One clear theme of Herzog’s play – which runs a fast-paced 80-minutes with no intermission - is the lasting damage of child sexual abuse. The story itself deals with a 30-something journalist, Jamie (Wilton), who is informed by his childhood friend Frank (Sholley) that after years of silence, Frank is suing his own father for sexual abuse. Frank believes that Jamie might also have been abused, and has suppressed his memories of it. In reviewing the play during its original run, New York Times critic Charles Isherwood praised Herzog’s fierce but delicate writing, calling her “one of the bright theatrical lights of her generation.”

Also in the Cinnabar production are actors Taylor Diffenderfer, Richard Pallazial, Susan Gundunas, Carly Van Liere and Kate Brickley.

“I think it’s less a play about child abuse than a play about memory,” observes Sholley. “It feels like such a timely play for this specific moment in time. It’s a very character-driven story, a beautifully written exploration of what it’s like to discover that one might have been abused during their childhood, but somehow has absolutely no memory of it.”

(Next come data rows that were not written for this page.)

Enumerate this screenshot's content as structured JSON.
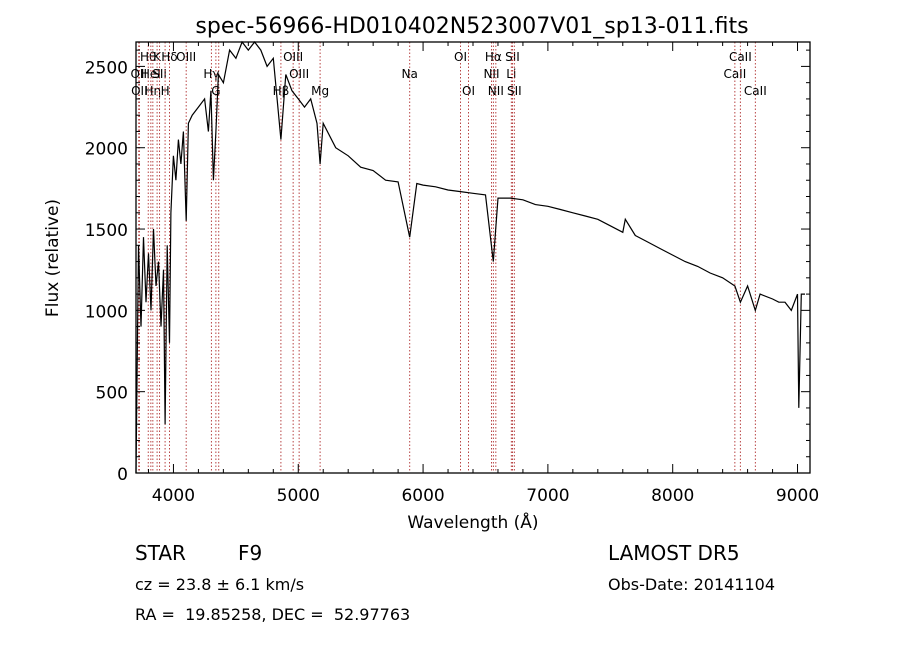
{
  "chart_data": {
    "type": "line",
    "title": "spec-56966-HD010402N523007V01_sp13-011.fits",
    "xlabel": "Wavelength (Å)",
    "ylabel": "Flux (relative)",
    "xlim": [
      3700,
      9100
    ],
    "ylim": [
      0,
      2650
    ],
    "x_ticks": [
      4000,
      5000,
      6000,
      7000,
      8000,
      9000
    ],
    "y_ticks": [
      0,
      500,
      1000,
      1500,
      2000,
      2500
    ],
    "grid": false,
    "series": [
      {
        "x": [
          3700,
          3720,
          3740,
          3760,
          3780,
          3800,
          3820,
          3840,
          3860,
          3880,
          3900,
          3920,
          3933,
          3950,
          3968,
          3980,
          4000,
          4020,
          4040,
          4060,
          4080,
          4102,
          4120,
          4150,
          4200,
          4250,
          4280,
          4300,
          4320,
          4340,
          4360,
          4400,
          4450,
          4500,
          4550,
          4600,
          4650,
          4700,
          4750,
          4800,
          4861,
          4900,
          4950,
          5000,
          5050,
          5100,
          5150,
          5175,
          5200,
          5300,
          5400,
          5500,
          5600,
          5700,
          5800,
          5893,
          5950,
          6000,
          6100,
          6200,
          6300,
          6400,
          6500,
          6563,
          6600,
          6700,
          6800,
          6900,
          7000,
          7100,
          7200,
          7300,
          7400,
          7500,
          7600,
          7620,
          7700,
          7800,
          7900,
          8000,
          8100,
          8200,
          8300,
          8400,
          8498,
          8542,
          8600,
          8662,
          8700,
          8800,
          8850,
          8900,
          8950,
          9000,
          9010,
          9030,
          9060
        ],
        "y": [
          0,
          1400,
          900,
          1450,
          1050,
          1350,
          1000,
          1500,
          1150,
          1300,
          900,
          1250,
          300,
          1400,
          800,
          1600,
          1950,
          1800,
          2050,
          1900,
          2100,
          1550,
          2150,
          2200,
          2250,
          2300,
          2100,
          2350,
          1800,
          2100,
          2450,
          2400,
          2600,
          2550,
          2650,
          2600,
          2650,
          2600,
          2500,
          2550,
          2050,
          2450,
          2350,
          2300,
          2250,
          2300,
          2150,
          1900,
          2150,
          2000,
          1950,
          1880,
          1860,
          1800,
          1790,
          1450,
          1780,
          1770,
          1760,
          1740,
          1730,
          1720,
          1710,
          1300,
          1690,
          1690,
          1680,
          1650,
          1640,
          1620,
          1600,
          1580,
          1560,
          1520,
          1480,
          1560,
          1460,
          1420,
          1380,
          1340,
          1300,
          1270,
          1230,
          1200,
          1150,
          1050,
          1150,
          1000,
          1100,
          1070,
          1050,
          1050,
          1000,
          1100,
          400,
          1100,
          1100
        ]
      }
    ],
    "lines": [
      {
        "wave": 3722,
        "labels": [
          "OII"
        ],
        "row": 1
      },
      {
        "wave": 3727,
        "labels": [
          "OII"
        ],
        "row": 2
      },
      {
        "wave": 3798,
        "labels": [
          "Hθ"
        ],
        "row": 0
      },
      {
        "wave": 3819,
        "labels": [
          "HeI"
        ],
        "row": 1
      },
      {
        "wave": 3835,
        "labels": [
          "Hη"
        ],
        "row": 2
      },
      {
        "wave": 3869,
        "labels": [
          "K"
        ],
        "row": 0
      },
      {
        "wave": 3889,
        "labels": [
          "SII"
        ],
        "row": 1
      },
      {
        "wave": 3933,
        "labels": [
          "H"
        ],
        "row": 2
      },
      {
        "wave": 3968,
        "labels": [
          "Hδ"
        ],
        "row": 0
      },
      {
        "wave": 4102,
        "labels": [
          "OIII"
        ],
        "row": 0
      },
      {
        "wave": 4304,
        "labels": [
          "Hγ"
        ],
        "row": 1
      },
      {
        "wave": 4340,
        "labels": [
          "G"
        ],
        "row": 2
      },
      {
        "wave": 4363,
        "labels": [],
        "row": 0
      },
      {
        "wave": 4861,
        "labels": [
          "Hβ"
        ],
        "row": 2
      },
      {
        "wave": 4959,
        "labels": [
          "OIII"
        ],
        "row": 0
      },
      {
        "wave": 5007,
        "labels": [
          "OIII"
        ],
        "row": 1
      },
      {
        "wave": 5175,
        "labels": [
          "Mg"
        ],
        "row": 2
      },
      {
        "wave": 5893,
        "labels": [
          "Na"
        ],
        "row": 1
      },
      {
        "wave": 6300,
        "labels": [
          "OI"
        ],
        "row": 0
      },
      {
        "wave": 6364,
        "labels": [
          "OI"
        ],
        "row": 2
      },
      {
        "wave": 6548,
        "labels": [
          "NII"
        ],
        "row": 1
      },
      {
        "wave": 6563,
        "labels": [
          "Hα"
        ],
        "row": 0
      },
      {
        "wave": 6583,
        "labels": [
          "NII"
        ],
        "row": 2
      },
      {
        "wave": 6707,
        "labels": [
          "Li"
        ],
        "row": 1
      },
      {
        "wave": 6716,
        "labels": [
          "SII"
        ],
        "row": 0
      },
      {
        "wave": 6731,
        "labels": [
          "SII"
        ],
        "row": 2
      },
      {
        "wave": 8498,
        "labels": [
          "CaII"
        ],
        "row": 1
      },
      {
        "wave": 8542,
        "labels": [
          "CaII"
        ],
        "row": 0
      },
      {
        "wave": 8662,
        "labels": [
          "CaII"
        ],
        "row": 2
      }
    ]
  },
  "info": {
    "object_type": "STAR",
    "subclass": "F9",
    "survey": "LAMOST DR5",
    "redshift": "cz = 23.8 ± 6.1 km/s",
    "obs_date": "Obs-Date: 20141104",
    "coords": "RA =  19.85258, DEC =  52.97763"
  },
  "colors": {
    "spectrum": "#000000",
    "line_marker": "#b03030"
  }
}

In that way, says Wilton, watching the play feels like viewing an edge-of-the-seat mystery.

“The big question hanging over the whole story,” he says, “is whether or not the thing actually ever happened. Of course, my character is a journalist, so the play becomes this investigation into what really happened or didn’t happen. Everyone has their own memories, and memories are weird and unstable things, sometimes. Along the way, everyone in my character’s life has to shift their own understanding of all of our relationships with each other.”

“And like the poem suggests,” adds Sholley, “there is a ‘spreading of ruin,’ but there’s also music, in a way. As a result of what happens in the play, there is beauty, too. It’s not just about things that are lost, but things that are discovered as well.

“Like I said,” Sholley adds with another laugh, “you’ll have to come see the show to find out.”